The leased area includes land near Dinosaur National Monument, where more than 300,000 visitors a year come to experience the expansive views, untouched landscape and dark night skies. Air pollution from oil and gas drilling in the region already worsens visibility, stunts vegetation growth and harms delicate ecosystems. More oil and gas development in the area will only make matters worse.
The BLM had a legal duty to analyze and address potential harms to human health and landscapes before leasing the 115,000 acres in December 2017 and June 2018. The agency skipped this analysis, instead prioritizing the interests of oil and gas companies over public health and environmental protection. Today’s lawsuit claims these leasing decisions violate the National Environmental Policy Act and the Federal Land Policy and Management Act.
“Prioritizing economic benefits over public health and the environment is wrong,” said Matt Sandler, staff attorney for Rocky Mountain Wild. “This is especially so when the BLM has failed to comply with the laws that would have ensured the public knew the full impacts of these leasing decisions.”
“Our national parks offer millions of people each year the opportunity to connect to the great outdoors and learn about our country’s past, but the protection of our parks can only be assured when their adjacent lands are well-managed," said David Nimkin, NPCA senior southwest regional director. “NPCA is deeply concerned about the deteriorating air quality in this region due to oil and gas development that directly affects national parks like Dinosaur National Monument, as well as the health of park visitors, who come here to experience the striking views, dark night skies and exceptional biodiversity of this unique place. As a recent national study found, park visitation drops by at least eight percent when ozone pollution is high — a clear indicator that air quality is an important issue for the public and directly impacts their enjoyment of our national parks.”

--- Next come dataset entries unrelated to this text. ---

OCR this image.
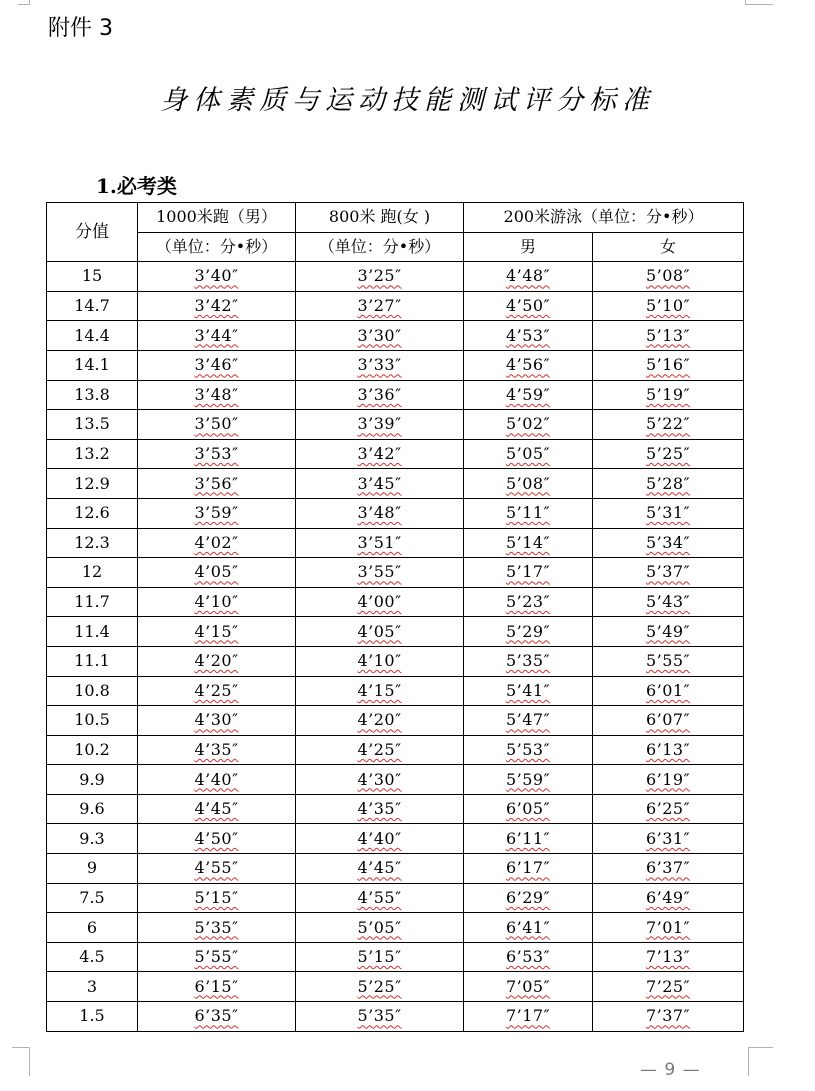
附件 3
身体素质与运动技能测试评分标准
1.必考类
分值	1000米跑（男）	800米 跑(女 )	200米游泳（单位：分•秒）	
	（单位：分•秒）	（单位：分•秒）	男	女
15	3’40″	3’25″	4’48″	5’08″
14.7	3’42″	3’27″	4’50″	5’10″
14.4	3’44″	3’30″	4’53″	5’13″
14.1	3’46″	3’33″	4’56″	5’16″
13.8	3’48″	3’36″	4’59″	5’19″
13.5	3’50″	3’39″	5’02″	5’22″
13.2	3’53″	3’42″	5’05″	5’25″
12.9	3’56″	3’45″	5’08″	5’28″
12.6	3’59″	3’48″	5’11″	5’31″
12.3	4’02″	3’51″	5’14″	5’34″
12	4’05″	3’55″	5’17″	5’37″
11.7	4’10″	4’00″	5’23″	5’43″
11.4	4’15″	4’05″	5’29″	5’49″
11.1	4’20″	4’10″	5’35″	5’55″
10.8	4’25″	4’15″	5’41″	6’01″
10.5	4’30″	4’20″	5’47″	6’07″
10.2	4’35″	4’25″	5’53″	6’13″
9.9	4’40″	4’30″	5’59″	6’19″
9.6	4’45″	4’35″	6’05″	6’25″
9.3	4’50″	4’40″	6’11″	6’31″
9	4’55″	4’45″	6’17″	6’37″
7.5	5’15″	4’55″	6’29″	6’49″
6	5’35″	5’05″	6’41″	7’01″
4.5	5’55″	5’15″	6’53″	7’13″
3	6’15″	5’25″	7’05″	7’25″
1.5	6’35″	5’35″	7’17″	7’37″
— 9 —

“Not only are we moving to protect our communities, public health and national parks by addressing ozone pollution head on, we’re also moving to protect our climate by ensuring that Trump and Zinke account for the cumulative impacts from federal oil and gas leasing,” said Becca Fischer, climate guardian for WildEarth Guardians. “The federal government has ignored these costs for too long.”
“This case is about enforcing our environmental laws, which are designed to protect public health, the environment and treasured places like Dinosaur National Monument,” said Stu Gillespie, staff attorney with Earthjustice. “BLM cannot circumvent these laws in its headlong rush to lease our public lands for oil and gas development. We’re asking the court to hold the agency accountable and set aside these illegal leasing decisions.”